The first weekend of May of 2022, I accomplished two big things: graduating from The University of Tennessee at Chattanooga with my degree in Marketing and completing my second mural in downtown Chattanooga. Completing these two goals was a big deal for me considering it was not easy to go to college during a pandemic and one of my main goals that I set out to complete from the very start of my college career was to paint a mural downtown. May 7th was a very special day in my life not only because I achieved two really big goals, but because I was able to celebrate them with my family. 

 

I grew up with two loving parents and a whole extended family that has challenged me in my faith and spiritual growth. My family was there to support me growing up in the church, through my spiritual deconstruction, and even helping me reconcile back to faith. I am lucky to have a family that has been an example of what it looks like to betrue people of faith. 

 

If it wasn’t for the support and loyalty of my family I probably would not have come back to Christianity. I know that church is not like this for everyone, but I have struggled my whole life finding a spiritual community in the church where I feel that I belong and am connected. I think a lot of this has to do with growing up as a pastor's daughter and seeing all of the political drama that can separate a church. I think it also has to do with our polarizing political culture and feeling pressured to pick sides. 

Doing faith alone

Over the past four years spirituality has been a solitary endeavor for me. One reason is because the pandemic sort of made things that way and second, I did not feel like I belonged at any church. I believe that there are some moments in our spiritual journeys that we are meant to walk alone, but I also don’t believe that we are meant to do the whole journey alone. 

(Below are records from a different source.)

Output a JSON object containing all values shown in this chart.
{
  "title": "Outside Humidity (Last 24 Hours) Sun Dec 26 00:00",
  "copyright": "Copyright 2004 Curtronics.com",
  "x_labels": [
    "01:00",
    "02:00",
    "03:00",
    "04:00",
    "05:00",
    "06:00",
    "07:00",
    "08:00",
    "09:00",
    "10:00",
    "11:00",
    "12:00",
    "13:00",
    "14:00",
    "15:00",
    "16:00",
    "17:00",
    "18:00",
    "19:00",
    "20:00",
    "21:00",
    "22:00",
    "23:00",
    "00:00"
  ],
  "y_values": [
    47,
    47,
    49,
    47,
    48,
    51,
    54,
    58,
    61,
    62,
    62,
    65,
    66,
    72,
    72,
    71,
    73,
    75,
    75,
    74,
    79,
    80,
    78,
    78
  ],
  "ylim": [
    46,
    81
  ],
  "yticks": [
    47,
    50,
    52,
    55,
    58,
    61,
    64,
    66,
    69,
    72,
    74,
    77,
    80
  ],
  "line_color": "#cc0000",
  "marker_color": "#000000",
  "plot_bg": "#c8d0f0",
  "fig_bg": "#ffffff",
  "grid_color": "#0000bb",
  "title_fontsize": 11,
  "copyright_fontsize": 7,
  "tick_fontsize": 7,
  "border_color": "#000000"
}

Because of my time spent alone in my faith I was able to find new ways that I was able to connect spiritually to others. During the pandemic I found YouTube channels and podcasts featuring people who were  asking the same questions about God, faith, and Christianity as me. I was able to watch and listen to stories of people who were going through the same things as me. Finding these online communities allowed me to not feel so alone in my journey. It made me feel like I wasn’t the only one who was struggling with spirituality. 

Another cool way I was able to connect with others spiritually was back at the start of the pandemic. I came back to faith in 2020 and I started writing articles on UMC.org. Throughout the past two years of writing I have been able to share my thoughts on faith, and I have been happy to hear back from readers who resonate with my work. Writing these articles has allowed me to think more introspectively on my faith and experience with the church. It has allowed me to connect with others who have gone through similar things. 

All three of these things–my family, the internet community I found, and writing–have drawn me closer to God. However, it truly was my family that brought me back to Christianity. They helped me through little moments when their support meant a lot. For instance, when my mom came to visit me when I was trying to make sense of the death of a friend. She helped me process and grieve. 

At the end of my graduation celebration my grandmother came up to me and gave me several encouraging words of advice, but the one thing that she said that stood out to me the most was that “Your family is your strength”. I think that is true for the spiritual community you will find in life too. Whether your spiritual community is  related to you by blood, or just through a strong relationship, your spiritual community is your family, and they are there for you during the good times and bad. 


Madison Myers is a graduate of The University of Tennessee at Chattanooga, majoring in marketing. She has traveled to a majority of America's National Parks and is eager to see them all.